And now I’ve waffled back. I found the Recipe #29 in Advanced Rails
Recipes: Create Meaningful Relationships Through Proxies.
So now I’ve defined on the User class:
has_many :profiles, :as => :profilable do
def default(reload=false)
@default_profile = nil if reload
@default_profile ||= find_by_is_default(true)
end
end
And this lets me do stuff like:
User.find(:first).profiles.default # => a Profile object that is
flagged with the :is_default boolean.
(which is nicely similar to: User.find(:first).profiles.first and
other such calls)
The main reason is that I’m using polymorphism on the objects that
have profiles, so I don’t have to define a FK on each table. I like
the cleanness of this although it means I’ll need to do Jon’s logic to
ensure that when a new default is set, the old is unset. But as the
number of profiles per user should be very small I’m not worried.
So functionally, it really does come back to:
a) do I put a FK on each table that has a default Profile and use that
for referencing the default Profile object?
- upside: simple association assigment. Nice, neat.
- downside: additional field on table, loses some functionality?
b) do I put a boolean in the Profiles table and use the proxy idea for
referencing the object?
- upside: make for a nice call: i.e. like .first I can now do .default
(for an association of Profiles). I can use polymorphism fully, so the
User table doesn’t have anything referencing Profiles and it’s all
handled in the models.
- downside: need to handle “singularity” of the is_default field.
Performance issues?
Ultimately, I realize that either will work very well. so I dunno. I
don’t want to think about it too much anymore. I still think that my
original idea is interesting: building a “validates_singularity_of”

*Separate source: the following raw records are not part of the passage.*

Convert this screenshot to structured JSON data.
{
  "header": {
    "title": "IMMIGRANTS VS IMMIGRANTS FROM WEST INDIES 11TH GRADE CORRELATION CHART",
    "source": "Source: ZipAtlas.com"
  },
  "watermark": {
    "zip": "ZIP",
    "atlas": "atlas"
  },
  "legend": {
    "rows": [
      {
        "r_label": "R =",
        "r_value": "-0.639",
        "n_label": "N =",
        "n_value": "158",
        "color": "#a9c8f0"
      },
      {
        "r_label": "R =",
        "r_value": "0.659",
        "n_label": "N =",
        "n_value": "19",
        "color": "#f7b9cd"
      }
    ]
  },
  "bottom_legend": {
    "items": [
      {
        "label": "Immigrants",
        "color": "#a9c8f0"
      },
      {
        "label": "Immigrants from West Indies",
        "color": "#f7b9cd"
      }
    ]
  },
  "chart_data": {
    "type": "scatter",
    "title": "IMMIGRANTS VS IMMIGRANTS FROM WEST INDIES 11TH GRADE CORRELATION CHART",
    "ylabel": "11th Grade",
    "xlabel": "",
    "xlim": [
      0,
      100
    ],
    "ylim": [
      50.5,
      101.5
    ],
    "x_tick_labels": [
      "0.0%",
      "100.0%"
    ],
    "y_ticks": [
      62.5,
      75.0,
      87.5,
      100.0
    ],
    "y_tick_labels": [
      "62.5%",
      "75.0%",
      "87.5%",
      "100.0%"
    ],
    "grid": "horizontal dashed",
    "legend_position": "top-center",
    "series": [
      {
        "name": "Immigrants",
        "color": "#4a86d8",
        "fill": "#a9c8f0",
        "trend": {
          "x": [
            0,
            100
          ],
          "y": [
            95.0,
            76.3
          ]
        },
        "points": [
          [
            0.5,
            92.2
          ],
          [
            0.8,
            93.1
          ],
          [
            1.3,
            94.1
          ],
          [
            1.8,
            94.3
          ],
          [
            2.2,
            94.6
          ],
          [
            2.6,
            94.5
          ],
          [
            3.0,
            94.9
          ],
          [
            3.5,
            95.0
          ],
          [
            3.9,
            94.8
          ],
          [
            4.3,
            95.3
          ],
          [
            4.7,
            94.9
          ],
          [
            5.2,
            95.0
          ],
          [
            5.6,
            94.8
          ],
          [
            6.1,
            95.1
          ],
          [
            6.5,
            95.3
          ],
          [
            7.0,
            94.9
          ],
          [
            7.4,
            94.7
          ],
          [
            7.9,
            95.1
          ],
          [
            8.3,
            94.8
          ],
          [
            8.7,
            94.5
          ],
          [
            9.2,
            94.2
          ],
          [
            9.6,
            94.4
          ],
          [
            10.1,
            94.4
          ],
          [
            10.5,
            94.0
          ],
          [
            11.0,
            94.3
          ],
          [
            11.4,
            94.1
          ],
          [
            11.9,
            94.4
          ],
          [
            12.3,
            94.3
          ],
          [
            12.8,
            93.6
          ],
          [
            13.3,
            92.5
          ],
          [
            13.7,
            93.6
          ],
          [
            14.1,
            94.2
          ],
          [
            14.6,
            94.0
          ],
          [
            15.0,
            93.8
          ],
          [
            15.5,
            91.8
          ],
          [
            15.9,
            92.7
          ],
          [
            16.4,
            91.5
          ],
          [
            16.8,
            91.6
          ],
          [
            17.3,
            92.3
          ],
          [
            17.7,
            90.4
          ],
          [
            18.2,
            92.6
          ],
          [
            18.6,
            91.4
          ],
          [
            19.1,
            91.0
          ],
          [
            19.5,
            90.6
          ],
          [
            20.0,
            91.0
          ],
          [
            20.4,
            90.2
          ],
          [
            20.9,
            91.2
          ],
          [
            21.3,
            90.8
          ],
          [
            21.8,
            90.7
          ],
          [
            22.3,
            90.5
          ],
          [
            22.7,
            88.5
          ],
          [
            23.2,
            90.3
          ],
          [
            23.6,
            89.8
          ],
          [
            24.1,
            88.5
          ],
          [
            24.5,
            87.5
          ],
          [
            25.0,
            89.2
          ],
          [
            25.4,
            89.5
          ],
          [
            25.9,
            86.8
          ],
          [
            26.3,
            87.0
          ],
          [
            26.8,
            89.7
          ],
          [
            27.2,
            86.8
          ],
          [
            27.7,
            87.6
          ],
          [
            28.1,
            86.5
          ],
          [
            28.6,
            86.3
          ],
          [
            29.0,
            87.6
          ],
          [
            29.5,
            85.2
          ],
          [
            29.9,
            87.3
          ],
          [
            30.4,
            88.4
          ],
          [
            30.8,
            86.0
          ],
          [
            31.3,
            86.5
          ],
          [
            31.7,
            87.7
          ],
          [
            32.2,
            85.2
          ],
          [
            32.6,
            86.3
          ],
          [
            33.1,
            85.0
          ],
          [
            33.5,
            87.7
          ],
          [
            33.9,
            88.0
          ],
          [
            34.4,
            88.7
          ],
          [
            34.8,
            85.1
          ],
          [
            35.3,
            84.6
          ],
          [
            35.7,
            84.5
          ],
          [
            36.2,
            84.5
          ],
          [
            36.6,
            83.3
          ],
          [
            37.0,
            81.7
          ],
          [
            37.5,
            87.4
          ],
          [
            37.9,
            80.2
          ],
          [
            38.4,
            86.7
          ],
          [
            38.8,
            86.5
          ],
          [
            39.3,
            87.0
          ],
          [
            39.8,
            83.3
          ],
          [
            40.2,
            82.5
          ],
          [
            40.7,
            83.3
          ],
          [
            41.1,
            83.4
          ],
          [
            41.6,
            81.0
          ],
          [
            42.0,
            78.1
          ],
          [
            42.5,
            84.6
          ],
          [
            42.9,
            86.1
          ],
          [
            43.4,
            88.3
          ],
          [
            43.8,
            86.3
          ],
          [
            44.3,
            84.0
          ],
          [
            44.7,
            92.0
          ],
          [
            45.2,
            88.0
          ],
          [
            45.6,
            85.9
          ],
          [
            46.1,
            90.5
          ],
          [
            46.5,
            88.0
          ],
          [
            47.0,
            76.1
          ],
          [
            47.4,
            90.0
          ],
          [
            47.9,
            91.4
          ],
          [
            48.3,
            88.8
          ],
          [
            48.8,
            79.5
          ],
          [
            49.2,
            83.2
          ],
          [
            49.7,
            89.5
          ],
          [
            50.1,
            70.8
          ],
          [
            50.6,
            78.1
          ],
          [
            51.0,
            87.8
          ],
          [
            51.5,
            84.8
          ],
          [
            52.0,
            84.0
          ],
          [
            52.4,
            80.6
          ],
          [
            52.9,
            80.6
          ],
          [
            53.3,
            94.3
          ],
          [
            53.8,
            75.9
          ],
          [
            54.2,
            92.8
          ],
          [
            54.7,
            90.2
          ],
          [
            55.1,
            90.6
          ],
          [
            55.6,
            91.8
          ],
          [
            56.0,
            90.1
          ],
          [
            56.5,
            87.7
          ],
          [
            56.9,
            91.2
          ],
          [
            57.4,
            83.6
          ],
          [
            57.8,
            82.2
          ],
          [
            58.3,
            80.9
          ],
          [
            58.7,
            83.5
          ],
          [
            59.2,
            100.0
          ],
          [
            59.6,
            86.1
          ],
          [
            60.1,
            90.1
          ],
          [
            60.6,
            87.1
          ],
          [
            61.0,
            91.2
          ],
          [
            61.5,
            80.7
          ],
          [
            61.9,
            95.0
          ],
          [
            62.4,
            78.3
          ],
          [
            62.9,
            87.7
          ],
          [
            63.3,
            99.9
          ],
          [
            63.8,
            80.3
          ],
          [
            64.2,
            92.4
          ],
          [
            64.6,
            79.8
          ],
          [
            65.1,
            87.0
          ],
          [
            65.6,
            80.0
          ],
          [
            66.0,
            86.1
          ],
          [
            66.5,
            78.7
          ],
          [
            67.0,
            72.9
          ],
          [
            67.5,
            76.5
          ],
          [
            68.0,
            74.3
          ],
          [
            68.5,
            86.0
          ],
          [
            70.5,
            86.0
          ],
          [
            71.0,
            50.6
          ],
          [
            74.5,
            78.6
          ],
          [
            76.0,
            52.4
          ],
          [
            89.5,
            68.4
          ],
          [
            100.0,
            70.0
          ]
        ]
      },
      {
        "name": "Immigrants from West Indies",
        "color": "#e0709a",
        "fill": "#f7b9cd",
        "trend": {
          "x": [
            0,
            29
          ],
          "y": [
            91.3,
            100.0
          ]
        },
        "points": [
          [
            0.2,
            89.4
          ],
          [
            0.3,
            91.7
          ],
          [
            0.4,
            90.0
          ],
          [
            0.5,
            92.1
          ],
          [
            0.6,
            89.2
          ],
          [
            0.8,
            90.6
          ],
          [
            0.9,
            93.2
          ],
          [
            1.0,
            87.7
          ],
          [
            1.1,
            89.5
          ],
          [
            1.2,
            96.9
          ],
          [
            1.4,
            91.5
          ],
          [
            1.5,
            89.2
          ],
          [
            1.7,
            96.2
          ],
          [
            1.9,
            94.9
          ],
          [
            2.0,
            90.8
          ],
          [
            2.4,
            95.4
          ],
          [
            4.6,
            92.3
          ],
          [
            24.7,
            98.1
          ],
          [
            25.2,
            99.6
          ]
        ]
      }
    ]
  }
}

helper. Then, it would just to Jon’s code, and could include scoping
constraints, i.e. something like:
validates_singularity_of :is_default, :scope => :user_id
or in my case, where I’m using polymorphism I’d have:
validates_singularity_of :is_default, :scope => :profilable_id
and maybe a :force => true option that instead of returning a
validation error would enforce the singularity, i.e. set the object
and unset all the others within the scope.
Hmmm… choices choices
I guess I’ll build out my controllers and views for this and see if
that guides it one way or the other.